Third, the study period spans a considerable length of time (2007–2023), during which surgical techniques and postoperative management strategies may have evolved. While all surgeries were performed by the same senior surgeon, subtle variations in approach or instrumentation over time could have influenced ROP regression patterns.
Fourth, the study lacks long-term follow-up beyond one year postoperatively. While significant ROP regression was observed in both groups, the long-term stability of these changes and their impact on clinical outcomes remain unclear. Furthermore, the study does not account for potential confounding factors such as smoking status, body mass index, or other comorbidities, which may influence ROP regression and overall health status.
Fifth, heterogeneity in surgical methods may potentially hinder the ability to draw meaningful conclusions. In some patients, interfacetal cages were inserted into the bilateral C1–2 facet joints following C1 laminectomy to compensate for the reduced fusion bed. Although the difference in the use of interfacetal cages between the cyst group and the granulation group was not statistically significant (p=0.220), previous reports have shown that ROP thickness can decrease following C1 laminectomy alone [
35,
36], and the insertion of an interfacetal cage may lead to improving alignment and stretching of the ROP. Therefore, future studies with standardized surgical techniques are warranted.

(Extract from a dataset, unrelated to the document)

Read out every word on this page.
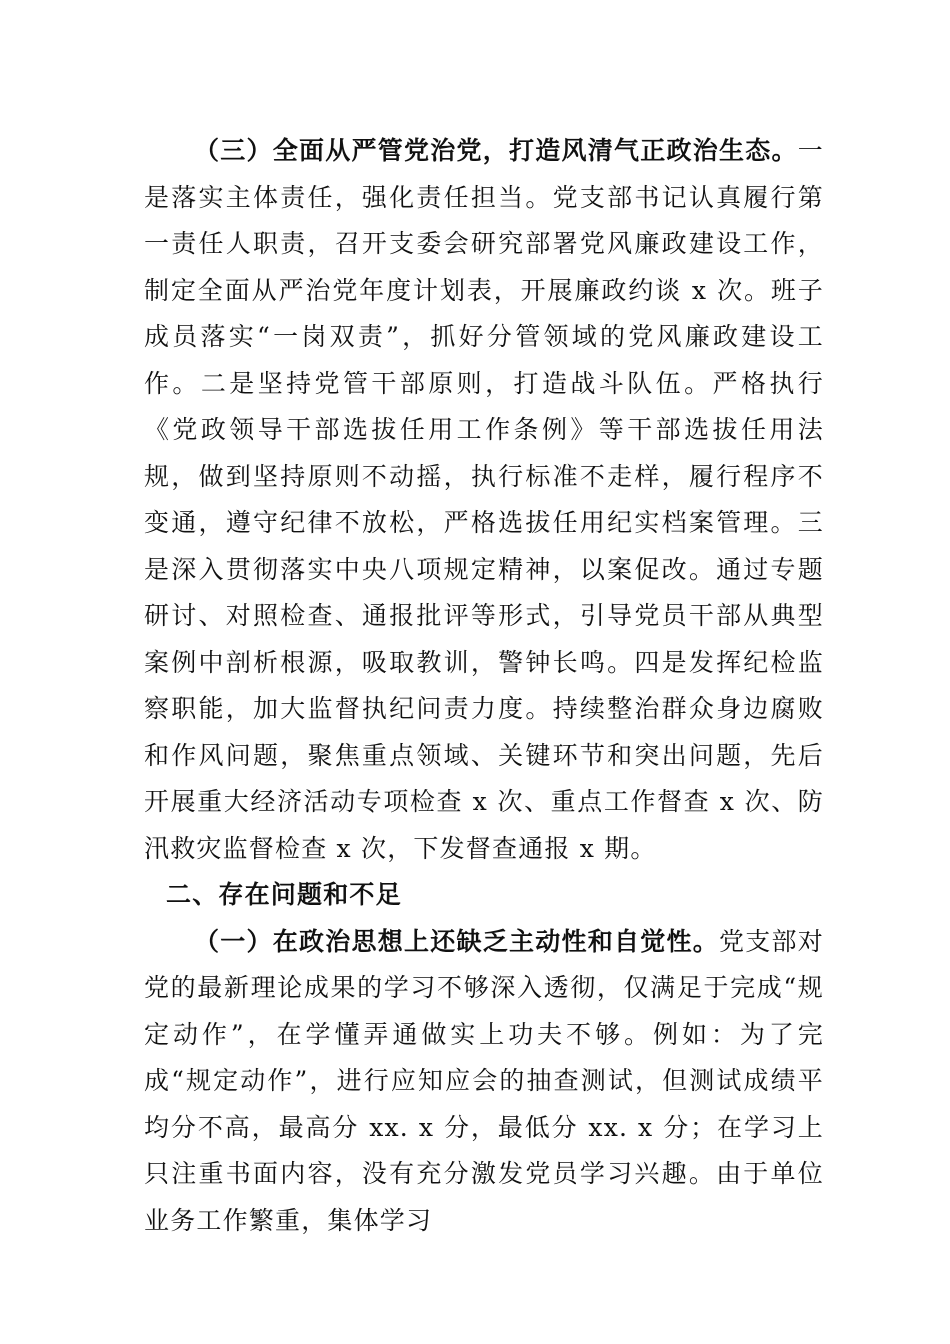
（三）全面从严管党治党，打造风清气正政治生态。一是落实主体责任，强化责任担当。党支部书记认真履行第一责任人职责，召开支委会研究部署党风廉政建设工作，制定全面从严治党年度计划表，开展廉政约谈 x 次。班子成员落实“一岗双责”，抓好分管领域的党风廉政建设工作。二是坚持党管干部原则，打造战斗队伍。严格执行《党政领导干部选拔任用工作条例》等干部选拔任用法规，做到坚持原则不动摇，执行标准不走样，履行程序不变通，遵守纪律不放松，严格选拔任用纪实档案管理。三是深入贯彻落实中央八项规定精神，以案促改。通过专题研讨、对照检查、通报批评等形式，引导党员干部从典型案例中剖析根源，吸取教训，警钟长鸣。四是发挥纪检监察职能，加大监督执纪问责力度。持续整治群众身边腐败和作风问题，聚焦重点领域、关键环节和突出问题，先后开展重大经济活动专项检查 x 次、重点工作督查 x 次、防汛救灾监督检查 x 次，下发督查通报 x 期。

二、存在问题和不足

（一）在政治思想上还缺乏主动性和自觉性。党支部对党的最新理论成果的学习不够深入透彻，仅满足于完成“规定动作”，在学懂弄通做实上功夫不够。例如：为了完成“规定动作”，进行应知应会的抽查测试，但测试成绩平均分不高，最高分 xx. x 分，最低分 xx. x 分；在学习上只注重书面内容，没有充分激发党员学习兴趣。由于单位业务工作繁重，集体学习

Finally, while the JOA score is a widely used outcome mea-sure for cervical myelopathy, it may not fully capture the nuances of functional recovery and quality of life. Future studies should consider incorporating additional patient-reported outcome measures, such as the Neck Disability Index or the 36-item Short Form health survey, to provide a more comprehensive assessment of treatment effectiveness.
Despite these limitations, this study provides valuable insights into presence, subtypes, and postoperative regression patterns of ROP in AAI patients. This study highlights the importance of understanding the distinct regression patterns of ROP subtypes, suggesting that surgical strategies should be tailored based on radiologic features and severity of ventral compression. Future studies with larger sample sizes and longer follow-up periods will be essential to refine treatment guidelines and determine the optimal management approach for this complex condition.